I’ve seen him around, he is taller, slimmer, seems to light up the room when he walks in. I’ve seen him in my old lover’s arms. I’d like to say that I am envious, but in reality, my heart is cheering them on. How can I be envious when all I’ve wanted was for him to be happy?
I won’t deny that it’s a slap that I wasn’t the one that found love after the split. I’ve put myself out there and dated. However nothing has clicked for me. Am I jaded? I take look into the mirror. Nope definitely not jaded. I see that light of hope and forever love in my eyes. I even see a twinkle in my smile. And no, I am not conceited. I am however the kid that believes in a happily ever after. The guy that hang up the moon when you need it the most. I am the man you can come home to.
If you to asked me a year and a half a go if I thought I was this man… I would have said yes, but with the biggest doubt. I know that I have so much love to give but as I have experienced, sometimes love isn’t enough. My biggest demon traps me into a corner and I am faced with believing that I am not good enough. ENOUGH! As cheesy as it sounds, I needed this last year for myself and discover who I am and discover the man I always wanted to be. To shine a light on my darkest fears and defeat them. I’ve said this once and I will say it again, before you can let anybody love you, you have to love yourself.

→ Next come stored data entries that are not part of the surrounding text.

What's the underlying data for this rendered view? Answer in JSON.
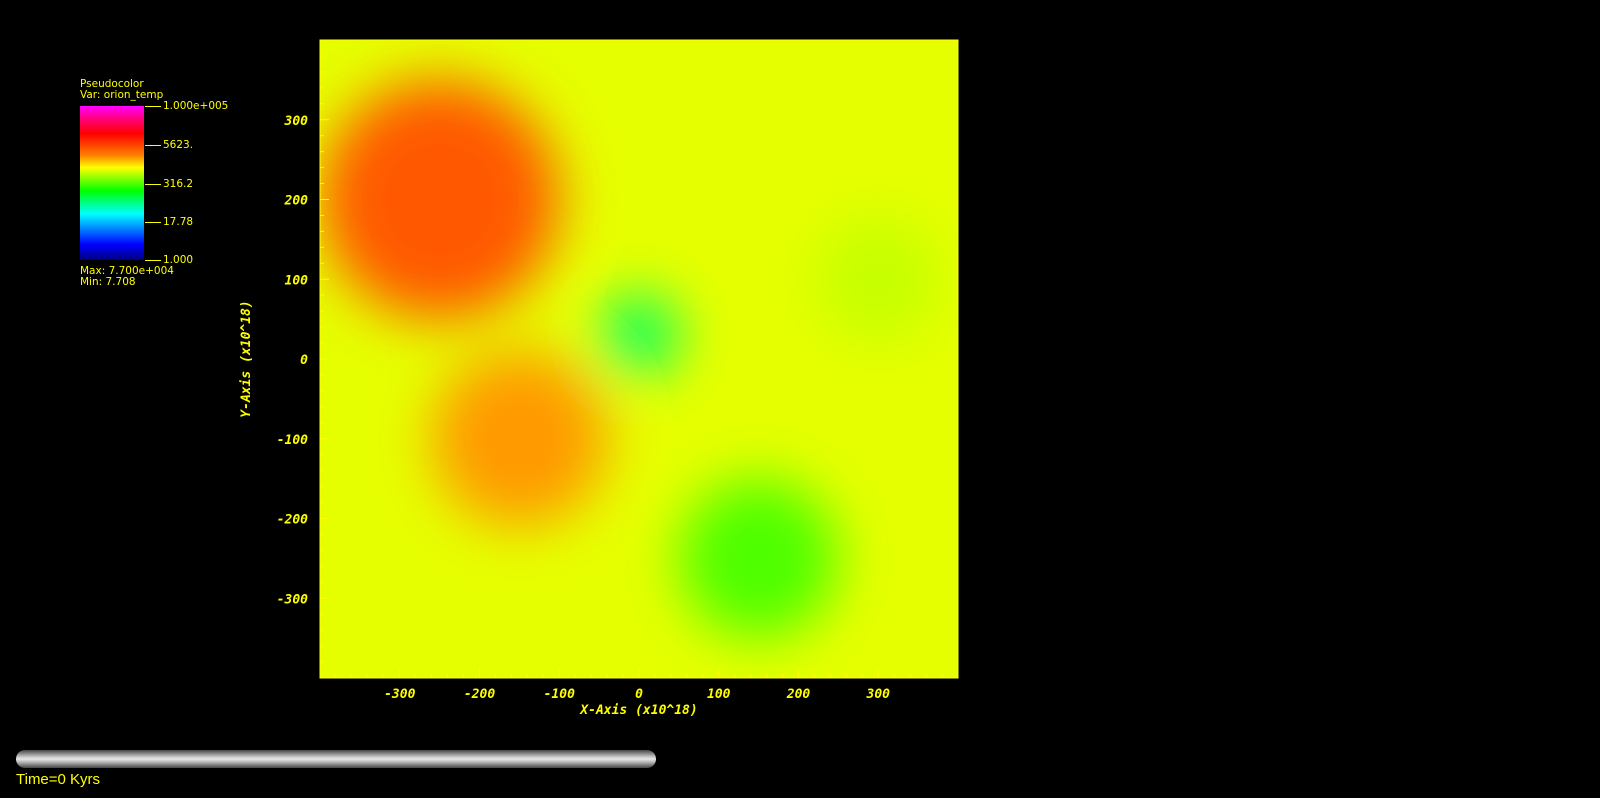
{
  "legend": {
    "plot_type": "Pseudocolor",
    "variable": "Var: orion_temp",
    "ticks": [
      "1.000e+005",
      "5623.",
      "316.2",
      "17.78",
      "1.000"
    ],
    "max_text": "Max:  7.700e+004",
    "min_text": "Min:  7.708",
    "colors": [
      "#ff00ff",
      "#ff0000",
      "#ffff00",
      "#00ff00",
      "#00ffff",
      "#0000ff"
    ]
  },
  "chart_data": {
    "type": "heatmap",
    "variable": "orion_temp",
    "color_scale": "log",
    "value_range": [
      1.0,
      100000.0
    ],
    "data_range": {
      "max": 77000,
      "min": 7.708
    },
    "xlabel": "X-Axis  (x10^18)",
    "ylabel": "Y-Axis  (x10^18)",
    "xlim": [
      -400,
      400
    ],
    "ylim": [
      -400,
      400
    ],
    "x_ticks": [
      -300,
      -200,
      -100,
      0,
      100,
      200,
      300
    ],
    "y_ticks": [
      300,
      200,
      100,
      0,
      -100,
      -200,
      -300
    ],
    "features": [
      {
        "x": -250,
        "y": 200,
        "r": 150,
        "value": 4500
      },
      {
        "x": -150,
        "y": -100,
        "r": 110,
        "value": 2500
      },
      {
        "x": 150,
        "y": -250,
        "r": 100,
        "value": 200
      },
      {
        "x": 0,
        "y": 30,
        "r": 50,
        "value": 40
      },
      {
        "x": 300,
        "y": 100,
        "r": 80,
        "value": 600
      }
    ]
  },
  "footer": {
    "time_label": "Time=0 Kyrs"
  }
}
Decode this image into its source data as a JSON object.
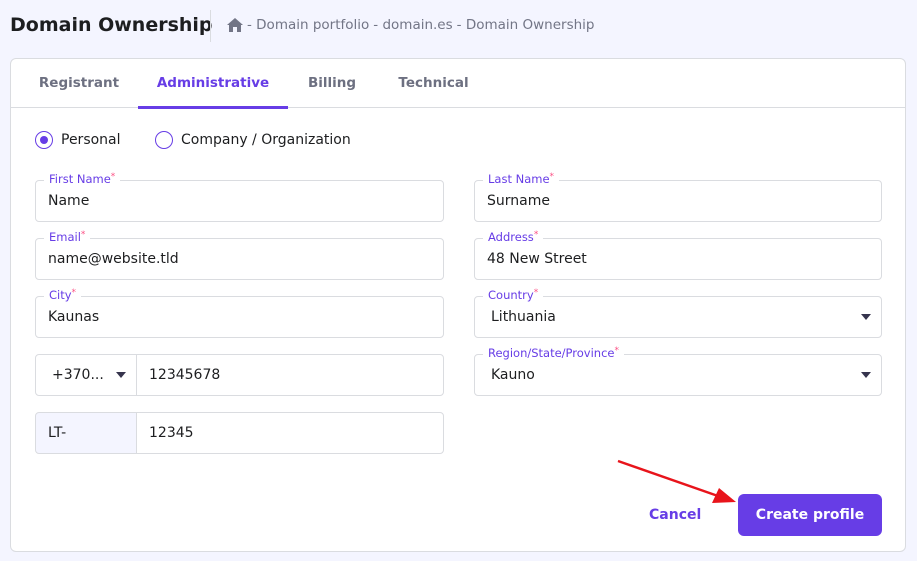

As I write this, I am at a bar, by myself, and see how far I have come. Never in a million years would I have imagined myself here. Not content with myself, but proud of the man that I am, ecstatic even. I am joyous at the fact that I can raise my glass at a man whom I loved so much and his new partner. Wish them the best because happiness is what he deserves. It’s what EVERYONE deserves in fact.
I think back to the day of my best friend’s wedding day. Although everybody’s love is different, he has paved the way on how love is supposed to be like. I will not settle for someone who does not meet the expectations of my heart. The heart that was shattered into a million pieces and has taken me forever to put back together. With cracks and scars I have to remember that it is still whole and I have a lot to be thankful for. A lot includes, being able to let him move on, letting myself move on without any grudges or resentment. I am able to move on and not feel guilty for being happy.
I’ve seen him around. I’ve seen him stare back at me. While I know I might not be as tall or thin, or as smart as the other guy I have seen, I know I am a beautiful soul.